In the newly revealed memo, Chesebro argued for his plan regardless of whether the Supreme Court ultimately ruled against it because the legality of assembling fake electors or the constitutionality of the Electoral Count Act was not principally the point. Donald Trump being sworn in as president on Jan. 20, 2021, was the point. Period.
Prominent legal ethics experts, including one of us, have called for Chesebro’s disbarment. The state bar of California has already put together a case to disbar John Eastman that is currently being litigated. And a Washington, D.C., bar discipline committee concluded that Rudy Giuliani’s law license should be revoked.

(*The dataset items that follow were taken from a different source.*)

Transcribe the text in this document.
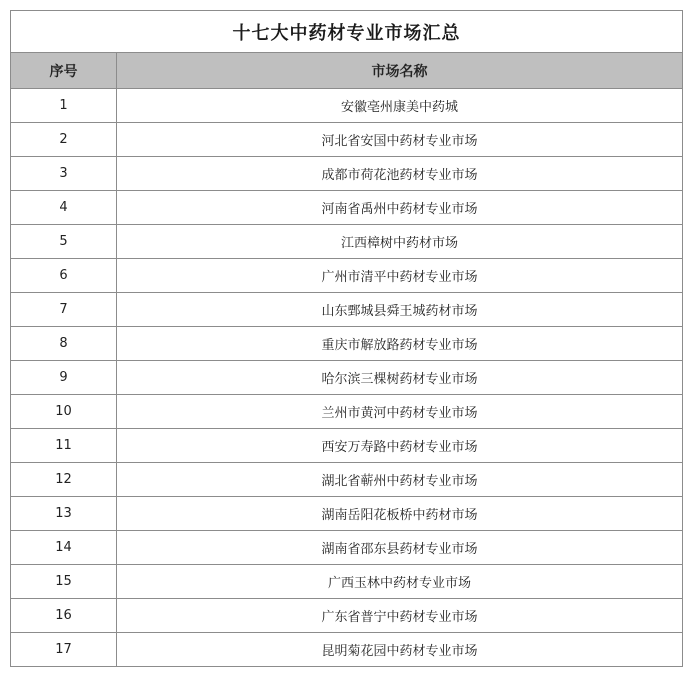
十七大中药材专业市场汇总	
序号	市场名称
1	安徽亳州康美中药城
2	河北省安国中药材专业市场
3	成都市荷花池药材专业市场
4	河南省禹州中药材专业市场
5	江西樟树中药材市场
6	广州市清平中药材专业市场
7	山东鄄城县舜王城药材市场
8	重庆市解放路药材专业市场
9	哈尔滨三棵树药材专业市场
10	兰州市黄河中药材专业市场
11	西安万寿路中药材专业市场
12	湖北省蕲州中药材专业市场
13	湖南岳阳花板桥中药材市场
14	湖南省邵东县药材专业市场
15	广西玉林中药材专业市场
16	广东省普宁中药材专业市场
17	昆明菊花园中药材专业市场
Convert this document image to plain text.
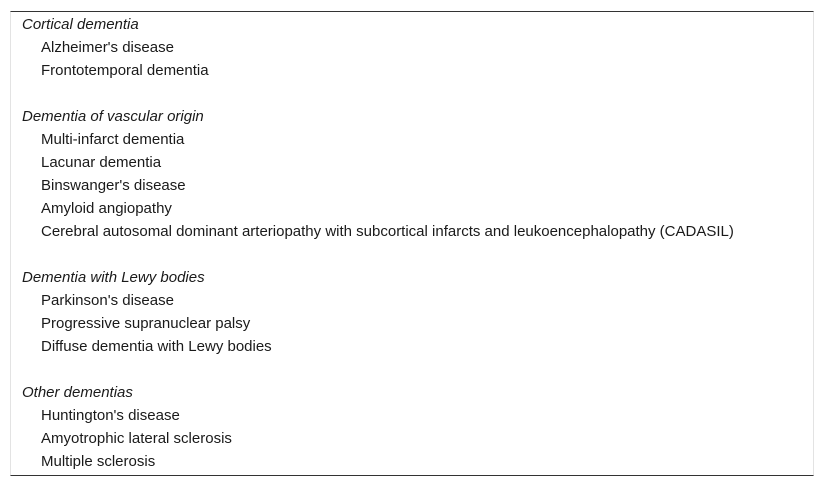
Cortical dementia
Alzheimer's disease
Frontotemporal dementia
Dementia of vascular origin
Multi-infarct dementia
Lacunar dementia
Binswanger's disease
Amyloid angiopathy
Cerebral autosomal dominant arteriopathy with subcortical infarcts and leukoencephalopathy (CADASIL)
Dementia with Lewy bodies
Parkinson's disease
Progressive supranuclear palsy
Diffuse dementia with Lewy bodies
Other dementias
Huntington's disease
Amyotrophic lateral sclerosis
Multiple sclerosis
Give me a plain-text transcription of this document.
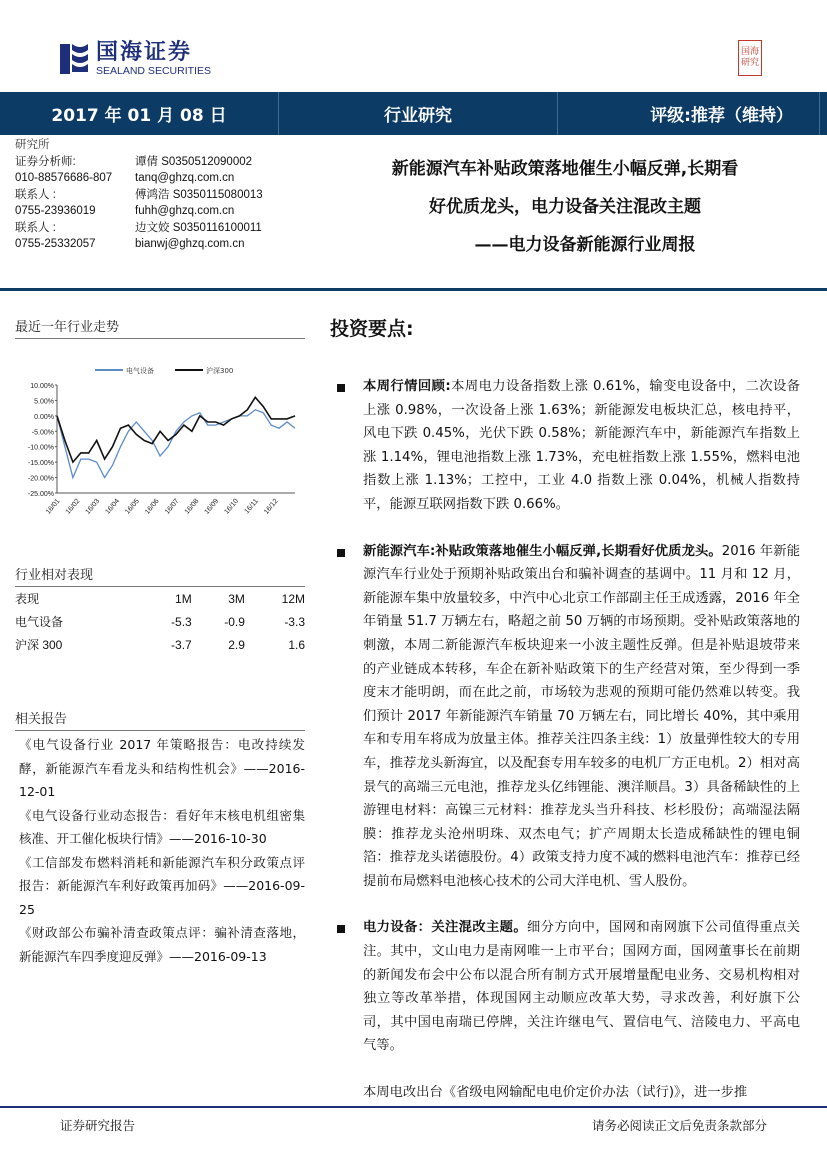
国海证券
SEALAND SECURITIES
国海研究
2017 年 01 月 08 日	行业研究	评级:推荐（维持）
研究所
证券分析师:	谭倩 S0350512090002
010-88576686-807	tanq@ghzq.com.cn
联系人 :	傅鸿浩 S0350115080013
0755-23936019	fuhh@ghzq.com.cn
联系人 :	边文姣 S0350116100011
0755-25332057	bianwj@ghzq.com.cn
新能源汽车补贴政策落地催生小幅反弹,长期看
好优质龙头，电力设备关注混改主题
——电力设备新能源行业周报
最近一年行业走势
电气设备	沪深300
10.00%
5.00%
0.00%
-5.00%
-10.00%
-15.00%
-20.00%
-25.00%
16/01 16/02 16/03 16/04 16/05 16/06 16/07 16/08 16/09 16/10 16/11 16/12
行业相对表现
表现	1M	3M	12M
电气设备	-5.3	-0.9	-3.3
沪深 300	-3.7	2.9	1.6
相关报告
《电气设备行业 2017 年策略报告：电改持续发酵，新能源汽车看龙头和结构性机会》——2016-12-01
《电气设备行业动态报告：看好年末核电机组密集核准、开工催化板块行情》——2016-10-30
《工信部发布燃料消耗和新能源汽车积分政策点评报告：新能源汽车利好政策再加码》——2016-09-25
《财政部公布骗补清查政策点评：骗补清查落地，新能源汽车四季度迎反弹》——2016-09-13
投资要点:
本周行情回顾:本周电力设备指数上涨 0.61%，输变电设备中，二次设备上涨 0.98%，一次设备上涨 1.63%；新能源发电板块汇总，核电持平，风电下跌 0.45%，光伏下跌 0.58%；新能源汽车中，新能源汽车指数上涨 1.14%，锂电池指数上涨 1.73%，充电桩指数上涨 1.55%，燃料电池指数上涨 1.13%；工控中，工业 4.0 指数上涨 0.04%，机械人指数持平，能源互联网指数下跌 0.66%。
新能源汽车:补贴政策落地催生小幅反弹,长期看好优质龙头。2016 年新能源汽车行业处于预期补贴政策出台和骗补调查的基调中。11 月和 12 月，新能源车集中放量较多，中汽中心北京工作部副主任王成透露，2016 年全年销量 51.7 万辆左右，略超之前 50 万辆的市场预期。受补贴政策落地的刺激，本周二新能源汽车板块迎来一小波主题性反弹。但是补贴退坡带来的产业链成本转移，车企在新补贴政策下的生产经营对策，至少得到一季度末才能明朗，而在此之前，市场较为悲观的预期可能仍然难以转变。我们预计 2017 年新能源汽车销量 70 万辆左右，同比增长 40%，其中乘用车和专用车将成为放量主体。推荐关注四条主线：1）放量弹性较大的专用车，推荐龙头新海宜，以及配套专用车较多的电机厂方正电机。2）相对高景气的高端三元电池，推荐龙头亿纬锂能、澳洋顺昌。3）具备稀缺性的上游锂电材料：高镍三元材料：推荐龙头当升科技、杉杉股份；高端湿法隔膜：推荐龙头沧州明珠、双杰电气；扩产周期太长造成稀缺性的锂电铜箔：推荐龙头诺德股份。4）政策支持力度不减的燃料电池汽车：推荐已经提前布局燃料电池核心技术的公司大洋电机、雪人股份。
电力设备：关注混改主题。细分方向中，国网和南网旗下公司值得重点关注。其中，文山电力是南网唯一上市平台；国网方面，国网董事长在前期的新闻发布会中公布以混合所有制方式开展增量配电业务、交易机构相对独立等改革举措，体现国网主动顺应改革大势，寻求改善，利好旗下公司，其中国电南瑞已停牌，关注许继电气、置信电气、涪陵电力、平高电气等。
本周电改出台《省级电网输配电电价定价办法（试行)》，进一步推
证券研究报告	请务必阅读正文后免责条款部分
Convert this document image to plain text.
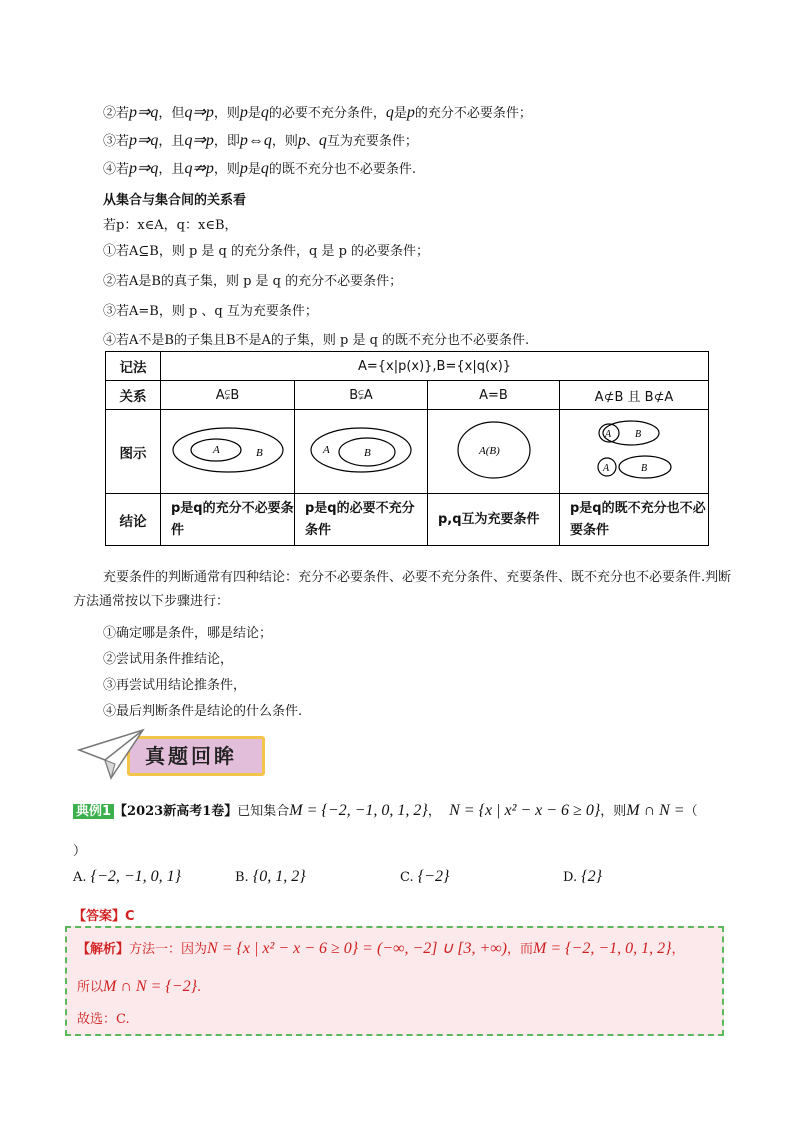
②若p⇒q，但q⇒p，则p是q的必要不充分条件，q是p的充分不必要条件；
③若p⇒q，且q⇒p，即p⇔q，则p、q互为充要条件；
④若p⇒q，且q⇏p，则p是q的既不充分也不必要条件.
从集合与集合间的关系看
若p：x∈A，q：x∈B，
①若A⊆B，则 p 是 q 的充分条件，q 是 p 的必要条件；
②若A是B的真子集，则 p 是 q 的充分不必要条件；
③若A=B，则 p 、q 互为充要条件；
④若A不是B的子集且B不是A的子集，则 p 是 q 的既不充分也不必要条件.
记法	A={x|p(x)},B={x|q(x)}			
关系	A⫋B	B⫋A	A=B	A⊄B 且 B⊄A
图示	A B	A B	A(B)	A B
A B

结论	p是q的充分不必要条件	p是q的必要不充分条件	p,q互为充要条件	p是q的既不充分也不必要条件
充要条件的判断通常有四种结论：充分不必要条件、必要不充分条件、充要条件、既不充分也不必要条件.判断方法通常按以下步骤进行：
①确定哪是条件，哪是结论；
②尝试用条件推结论，
③再尝试用结论推条件，
④最后判断条件是结论的什么条件.
真题回眸
典例1 【2023新高考1卷】已知集合M = {−2, −1, 0, 1, 2}， N = {x | x² − x − 6 ≥ 0}，则M ∩ N =（
）
A. {−2, −1, 0, 1}	B. {0, 1, 2}	C. {−2}	D. {2}
【答案】C
【解析】方法一：因为N = {x | x² − x − 6 ≥ 0} = (−∞, −2] ∪ [3, +∞)，而M = {−2, −1, 0, 1, 2}，
所以M ∩ N = {−2}.
故选：C.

Fundamentally, Jack Smith brought his indictment to uphold the rule of law. His case serves to counteract the allegedly lawless wreckage created, in part, by lawyers like Chesebro — who are officers of the court and swore an oath to protect the rule of law. The newly revealed memo exposes just how deep the corruption was.
Ambassador Norman Eisen (ret.) was former President Barack Obama’s ethics czar and impeachment counsel to the House Judiciary Committee in 2019-20.
Joshua Kolb is a former law clerk on the Senate Judiciary Committee.
Fred Wertheimer is president of Democracy 21, a nonpartisan, nonprofit organization that works to strengthen U.S. democracy and empower citizens in the political process.